Ph.D. in NPD
Yesterday, I listened to Paul Thurrott’s podcast with Leo Laporte, and they discussed NPD data. In addition, a number of blog comments have asked questions about it. I thought it might be useful to walk through what NPD is so folks can evaluate the numbers they hear about.
NPD is a huge analyst firm that owns a specialty business tracking consumer Point of Sale data.
Their goal is to get all of the major retailers in the US to share their sales figures each month. So when you hear sales numbers from NPD, they’re actually the sales figures provided to NPD by the actual retailers – not some consumer survey, not a sample, but the real thing. I’ve spent a lot of time swimming in NPD data for the last few years, and in my experience where I’ve been able to compare sales figures from npd per retailer with actual sales figures, they turn out to be scarily accurate.
The nut with NPD is that they haven’t been able to get all retailers to share data. In the mp3 space, they’ve been very successful – the key breakthrough came a year or so ago when they convinced Apple to share both apple store and apple.com sales figures. So how good is NPD coverage? Actually, it’s excellent. They cover Apple, Best Buy, Target, etc… covering 80% or more of all mp3 players and accessories sold in the United States.

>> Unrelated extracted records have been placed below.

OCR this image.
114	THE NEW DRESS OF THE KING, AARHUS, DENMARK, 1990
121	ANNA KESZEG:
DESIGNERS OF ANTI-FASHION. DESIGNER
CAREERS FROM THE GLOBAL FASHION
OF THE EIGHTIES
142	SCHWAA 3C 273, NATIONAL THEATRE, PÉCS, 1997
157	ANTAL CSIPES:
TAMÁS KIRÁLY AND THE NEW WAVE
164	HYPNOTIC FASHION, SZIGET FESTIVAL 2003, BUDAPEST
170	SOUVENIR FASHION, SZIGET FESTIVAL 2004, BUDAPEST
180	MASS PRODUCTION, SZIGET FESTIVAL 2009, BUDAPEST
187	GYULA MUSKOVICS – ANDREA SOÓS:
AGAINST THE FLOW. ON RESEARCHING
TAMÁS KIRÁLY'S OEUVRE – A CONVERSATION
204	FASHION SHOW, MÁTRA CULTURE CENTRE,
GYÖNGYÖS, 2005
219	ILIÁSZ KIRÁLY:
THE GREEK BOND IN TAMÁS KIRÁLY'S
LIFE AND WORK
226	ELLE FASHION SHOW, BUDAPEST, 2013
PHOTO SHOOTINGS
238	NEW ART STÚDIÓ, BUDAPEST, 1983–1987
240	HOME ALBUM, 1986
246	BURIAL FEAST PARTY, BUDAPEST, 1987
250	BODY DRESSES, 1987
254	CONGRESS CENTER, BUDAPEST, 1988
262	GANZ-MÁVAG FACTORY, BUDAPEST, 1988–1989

They lack a few key retailers, but the only ones that really matter are Costco and Wal-mart. Together, those are around 15% - 20% of this category. They also miss Amazon (but excepting aapl, online sales are also only a small % of the sales). Everything else they miss put together is noise.
NPD data is very high quality, and it’s also amazingly granular. An npd report is a huge list of every mp3 player SKU and model, along with the monthly sales figures going back 2 yrs or more. Once you’ve got that, you can get a zillion useful analyses. What color ipods sold best last month? How much of a sales bump did apple get when they dropped price? What’s Zune’s market share of the mp3 player space? Of the HDD space? How about Sandisk’s? What % of sandisk’s sales are above a $100 selling price? It’s amazingly useful.

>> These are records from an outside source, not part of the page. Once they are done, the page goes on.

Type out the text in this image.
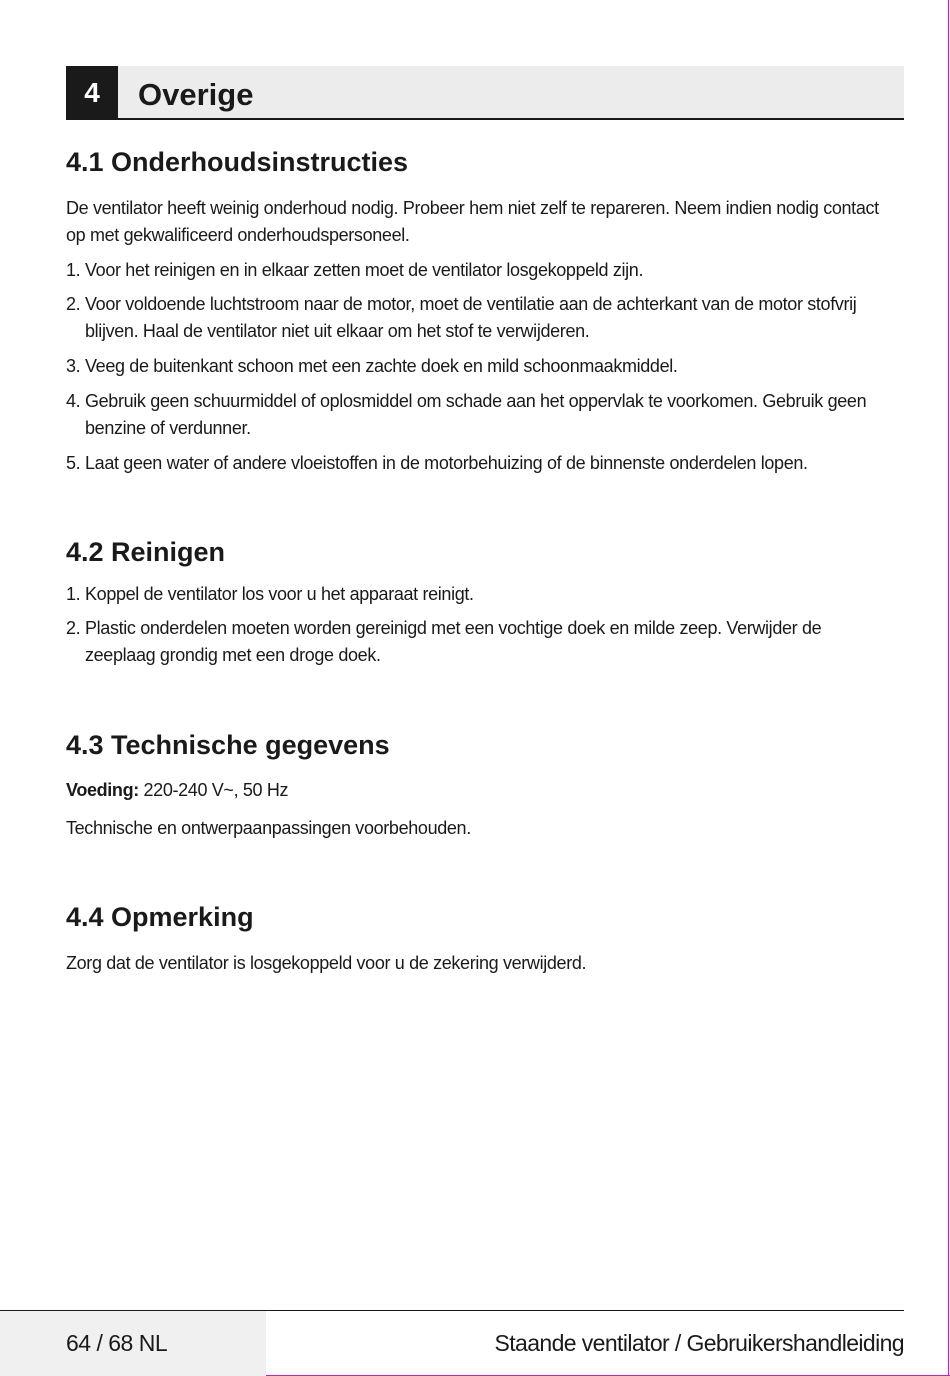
4	Overige
4.1 Onderhoudsinstructies
De ventilator heeft weinig onderhoud nodig. Probeer hem niet zelf te repareren. Neem indien nodig contact op met gekwalificeerd onderhoudspersoneel.
1. Voor het reinigen en in elkaar zetten moet de ventilator losgekoppeld zijn.
2. Voor voldoende luchtstroom naar de motor, moet de ventilatie aan de achterkant van de motor stofvrij blijven. Haal de ventilator niet uit elkaar om het stof te verwijderen.
3. Veeg de buitenkant schoon met een zachte doek en mild schoonmaakmiddel.
4. Gebruik geen schuurmiddel of oplosmiddel om schade aan het oppervlak te voorkomen. Gebruik geen benzine of verdunner.
5. Laat geen water of andere vloeistoffen in de motorbehuizing of de binnenste onderdelen lopen.
4.2 Reinigen
1. Koppel de ventilator los voor u het apparaat reinigt.
2. Plastic onderdelen moeten worden gereinigd met een vochtige doek en milde zeep. Verwijder de zeeplaag grondig met een droge doek.
4.3 Technische gegevens
Voeding: 220-240 V~, 50 Hz
Technische en ontwerpaanpassingen voorbehouden.
4.4 Opmerking
Zorg dat de ventilator is losgekoppeld voor u de zekering verwijderd.
64 / 68 NL	Staande ventilator / Gebruikershandleiding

NPD also covers a lot of other categories, including networking gear (including networked music/video devices) and mp3 accessories. Those are obviously useful and interesting too, though less sexy.

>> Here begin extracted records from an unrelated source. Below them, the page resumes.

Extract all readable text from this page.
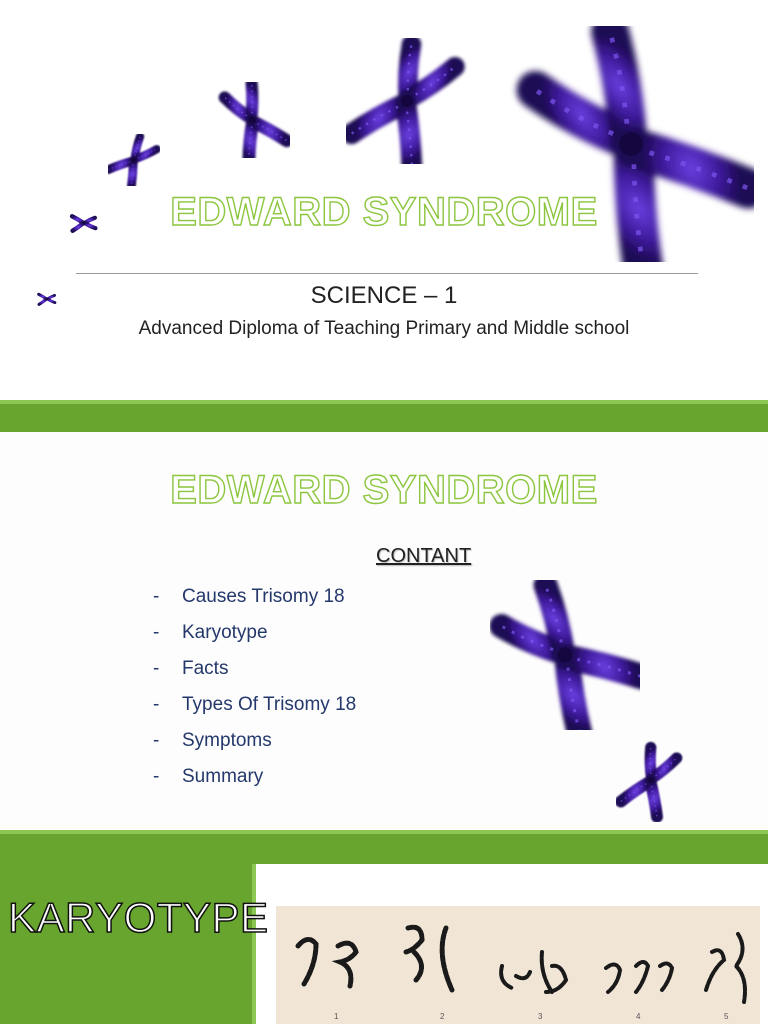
EDWARD SYNDROME
SCIENCE – 1
Advanced Diploma of Teaching Primary and Middle school
EDWARD SYNDROME
CONTANT
-	Causes Trisomy 18
-	Karyotype
-	Facts
-	Types Of Trisomy 18
-	Symptoms
-	Summary
KARYOTYPE
1	2	3	4	5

What can't NPD do? Several key things:
- They don't share per retailer numbers, so you can't find out how many pink ipod shuffles Target sold in February
- they don't cover international, US only.
- They don't cover 100% of retail, so you must gross up based on assumptions to get to the absolute number in the US.
But overall, NPD is a crucial tool in thinking about the space...as long as you keep the caveats in mind.